La deuxième église Saint-Frédéric, construite en 1879. (Société d’histoire de Drummond, Collection régionale; IC-2.3E138)

Majorique Marchand, le curé bâtisseur (1865-1889)

Majorique Marchand est nommé curé à Drummondville à 27 ans en 1865; il y reste jusqu’en 1889. Parallèlement à son ministère, le curé a mené à bien plusieurs entreprises. Il faut d’abord remplacer l’église de 1822, vétuste et trop petite. La nouvelle église élégante et monumentale est construite dans le parc Saint-Frédéric en 1879, au coût de $11 500 et d’après les plans et sous la direction du curé. Elle sera détruite par un incendie le 24 juillet 1899.

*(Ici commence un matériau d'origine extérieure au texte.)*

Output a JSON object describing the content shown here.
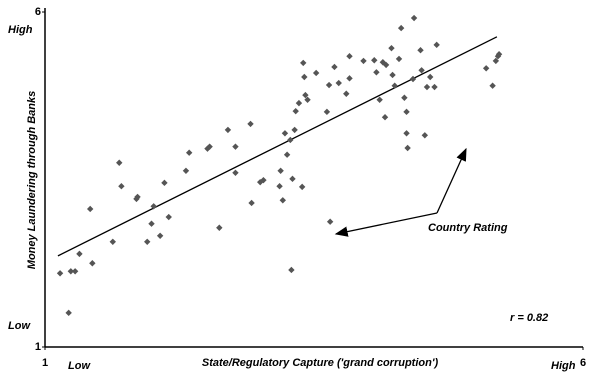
{
  "chart_data": {
    "type": "scatter",
    "x_label": "State/Regulatory Capture ('grand corruption')",
    "y_label": "Money Laundering through Banks",
    "x_low_label": "Low",
    "x_high_label": "High",
    "y_low_label": "Low",
    "y_high_label": "High",
    "annotation": "Country Rating",
    "r_label": "r = 0.82",
    "xlim": [
      1,
      6
    ],
    "ylim": [
      1,
      6
    ],
    "xticks": [
      1,
      6
    ],
    "yticks": [
      1,
      6
    ],
    "color": "#555555",
    "x": [
      1.14,
      1.22,
      1.24,
      1.28,
      1.32,
      1.42,
      1.44,
      1.63,
      1.69,
      1.71,
      1.85,
      1.86,
      1.95,
      1.99,
      2.01,
      2.07,
      2.11,
      2.15,
      2.31,
      2.34,
      2.51,
      2.53,
      2.62,
      2.7,
      2.77,
      2.77,
      2.91,
      2.92,
      3.0,
      3.03,
      3.18,
      3.19,
      3.21,
      3.23,
      3.25,
      3.28,
      3.29,
      3.3,
      3.32,
      3.33,
      3.36,
      3.39,
      3.4,
      3.41,
      3.42,
      3.44,
      3.52,
      3.62,
      3.65,
      3.64,
      3.69,
      3.73,
      3.8,
      3.83,
      3.83,
      3.96,
      4.06,
      4.08,
      4.14,
      4.11,
      4.16,
      4.17,
      4.22,
      4.23,
      4.25,
      4.29,
      4.31,
      4.34,
      4.36,
      4.36,
      4.37,
      4.43,
      4.42,
      4.49,
      4.5,
      4.53,
      4.55,
      4.58,
      4.62,
      4.64,
      5.1,
      5.16,
      5.19,
      5.21,
      5.22
    ],
    "y": [
      2.1,
      1.51,
      2.13,
      2.13,
      2.39,
      3.06,
      2.25,
      2.57,
      3.75,
      3.4,
      3.21,
      3.24,
      2.57,
      2.84,
      3.1,
      2.66,
      3.45,
      2.94,
      3.63,
      3.9,
      3.96,
      3.99,
      2.78,
      4.24,
      3.99,
      3.6,
      4.33,
      3.15,
      3.46,
      3.49,
      3.4,
      3.63,
      3.19,
      4.19,
      3.87,
      4.09,
      2.15,
      3.51,
      4.24,
      4.52,
      4.64,
      3.39,
      5.24,
      5.03,
      4.76,
      4.69,
      5.09,
      4.51,
      2.87,
      4.91,
      5.18,
      4.94,
      4.78,
      5.34,
      5.01,
      5.27,
      5.28,
      5.1,
      5.25,
      4.69,
      4.43,
      5.21,
      5.46,
      5.06,
      4.9,
      5.3,
      5.76,
      4.72,
      4.51,
      4.19,
      3.97,
      5.91,
      5.0,
      5.43,
      5.13,
      4.16,
      4.88,
      5.03,
      4.88,
      5.51,
      5.16,
      4.9,
      5.27,
      5.34,
      5.37
    ],
    "trendline": {
      "x": [
        1.12,
        5.2
      ],
      "y": [
        2.36,
        5.63
      ]
    }
  }
}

Le cimetière paroissial, situé à l’angle des rues du Couvent et Brock,  est devenu trop petit et il faut envisager un déménagement. Le curé Marchand achète donc une terre de 120 acres à l’angle de la rue du Couvent et du 3e rang, au coût de $1000. Il estime que la terre se paiera juste avec le bois de corde. Le lundi 23 avril 1883 commence l’exhumation des corps du vieux cimetière. Le 28 avril, il se réjouit que cette lugubre et terrible semaine soit terminée, alors qu’on a déterré et déménagé de 1200 à 1500 morts de tout âge et de toutes conditions. Cette pénible besogne a été accomplie par 25 à 30 journaliers payés $1,10 par journée de dix heures. Les pins qu’il fait planter indiquent l’emplacement du cimetière original. L’objectif de cette opération est de libérer un espace pour réaliser son projet de construire un presbytère, dont il dessine les plans : le coût du bâtiment de deux étages est évalué à $2000. Une fois la cave creusée et le solage de pieux de cèdre installé, les travaux de construction commencent le 12 juin 1883, sous la direction d’un contremaître de 21 ans, Francis Gauthier. Il dirige d’abord six ouvriers, puis bientôt de 10 à 12 et parfois au-delà de 20, qui gagnent environ $1,50 à $2 par jour. On y ajoute par la suite l’écurie pour la vache et les chevaux, la soue à cochon et la cabane à chien. Les travaux se terminent le 20 octobre et le déménagement s’effectue le 5 novembre. Le  printemps suivant, il sème le parterre en avoine, en graine de mil et en trèfle, et il plante des marronniers et des érables à Giguère. Le presbytère aura coûté $4000. Mais le curé continue à recevoir les gens dans son petit bureau à la sacristie car, dit-il, un presbytère c’est bon pour manger, dormir et recevoir des visites de cérémonies.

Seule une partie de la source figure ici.